= Tyre: Alexander's Siege and Assault =

Board wargame published in 1978

Tyre: Alexander's Siege and Assault is a board wargame published by Simulations Publications, Inc. (SPI) in 1978 that simulates the Siege of Tyre in 332 BCE. The game was originally part of the four-game collection The Art of Siege, and was also released as a stand-alone "folio" game.

==Background==
In 332 BCE, Alexander the Great laid siege to the island fortress of Tyre. After his engineers tried in vain for months to build a causeway to the island, Alexander changed his strategy, gathered all the fleets from port cities he had already conquered, and launched an amphibious assault on the fortress.

==Description==
Tyre is a two-player wargame where one player controls the Macedonian besiegers, and the other player controls the Persian defenders.

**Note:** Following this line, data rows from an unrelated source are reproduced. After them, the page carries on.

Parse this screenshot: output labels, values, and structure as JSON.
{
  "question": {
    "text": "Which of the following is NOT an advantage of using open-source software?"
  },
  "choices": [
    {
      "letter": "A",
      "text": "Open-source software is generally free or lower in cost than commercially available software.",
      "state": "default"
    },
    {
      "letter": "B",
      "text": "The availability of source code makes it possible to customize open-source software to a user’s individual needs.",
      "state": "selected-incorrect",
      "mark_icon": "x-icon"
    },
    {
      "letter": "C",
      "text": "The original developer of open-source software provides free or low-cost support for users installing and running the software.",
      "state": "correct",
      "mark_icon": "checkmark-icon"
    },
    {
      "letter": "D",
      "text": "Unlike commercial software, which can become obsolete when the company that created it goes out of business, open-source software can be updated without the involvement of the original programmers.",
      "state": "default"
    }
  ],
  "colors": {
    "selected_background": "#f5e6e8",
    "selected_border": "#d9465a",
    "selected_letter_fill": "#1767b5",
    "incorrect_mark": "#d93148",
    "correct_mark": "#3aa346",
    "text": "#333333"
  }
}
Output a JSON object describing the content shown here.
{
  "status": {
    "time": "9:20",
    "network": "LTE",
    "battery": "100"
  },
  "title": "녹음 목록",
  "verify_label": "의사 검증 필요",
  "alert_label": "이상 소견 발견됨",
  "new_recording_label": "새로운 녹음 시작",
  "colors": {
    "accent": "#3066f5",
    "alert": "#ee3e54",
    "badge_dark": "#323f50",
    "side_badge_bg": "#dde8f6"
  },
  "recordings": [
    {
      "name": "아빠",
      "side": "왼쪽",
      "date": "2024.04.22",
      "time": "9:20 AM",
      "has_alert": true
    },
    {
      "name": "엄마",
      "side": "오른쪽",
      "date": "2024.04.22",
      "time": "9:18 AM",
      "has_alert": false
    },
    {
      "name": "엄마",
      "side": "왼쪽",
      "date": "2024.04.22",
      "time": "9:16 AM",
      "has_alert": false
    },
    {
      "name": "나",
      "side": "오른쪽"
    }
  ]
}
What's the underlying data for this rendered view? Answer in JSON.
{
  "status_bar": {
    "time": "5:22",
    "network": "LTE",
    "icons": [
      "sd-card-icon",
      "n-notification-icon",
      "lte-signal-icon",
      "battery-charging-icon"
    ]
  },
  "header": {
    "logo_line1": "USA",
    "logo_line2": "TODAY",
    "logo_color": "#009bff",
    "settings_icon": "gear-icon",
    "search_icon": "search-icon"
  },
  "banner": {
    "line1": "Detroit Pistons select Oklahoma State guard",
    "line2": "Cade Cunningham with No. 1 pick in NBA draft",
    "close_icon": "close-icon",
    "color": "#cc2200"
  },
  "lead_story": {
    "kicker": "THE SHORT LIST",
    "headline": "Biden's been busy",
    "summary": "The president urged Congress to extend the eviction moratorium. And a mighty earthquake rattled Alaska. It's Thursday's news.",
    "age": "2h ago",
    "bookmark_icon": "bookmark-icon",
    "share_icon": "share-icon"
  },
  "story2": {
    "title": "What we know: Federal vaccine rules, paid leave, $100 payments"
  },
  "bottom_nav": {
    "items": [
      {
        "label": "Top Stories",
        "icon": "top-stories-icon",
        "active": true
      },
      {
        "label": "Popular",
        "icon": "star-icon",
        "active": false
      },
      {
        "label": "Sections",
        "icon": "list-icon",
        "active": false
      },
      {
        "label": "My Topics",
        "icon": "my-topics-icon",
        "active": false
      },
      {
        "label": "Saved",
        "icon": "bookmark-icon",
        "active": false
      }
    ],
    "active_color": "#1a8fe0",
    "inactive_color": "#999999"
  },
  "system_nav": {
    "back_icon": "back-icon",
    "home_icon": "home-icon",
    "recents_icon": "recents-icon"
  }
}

With a small map and only 200 counters, the game has been characterized as "simple".

===Gameplay===
The game system, adapted from SPI's 1972 game Napoleon at War, uses an alternating "I Go, You Go" series of turns, where one player moves and attacks, followed by the other player.

==Publication history==
In 1975, SPI published Blue & Gray, its first quadrigame — four different battles using the same set of rules, packaged into one box. The concept proved popular, and SPI published an entire series of quadrigames, including The Art of Siege in 1978. One of the four games included was Tyre, designed by Mark Herman, with graphic design by Redmond A. Simonsen. Tyre was also released as an individual game.

==Reception==
In Issue 48 of Moves, Stephen Clifford liked the naval engagement rules of Tyre, but felt "the system is too inflexible to give the full picture of the siege of Tyre." Despite this, Clifford concluded, "On the whole, then, Tyre is a quite successful representation of Ancient siegecraft, and is very good on naval combat in particular."

In Issue 22 of Fire & Movement, Peter Mantini was quite complimentary about Tyre, calling it "a dandy little simulation [...] Tyre is an integrated land and sea conflict of sustained excitement."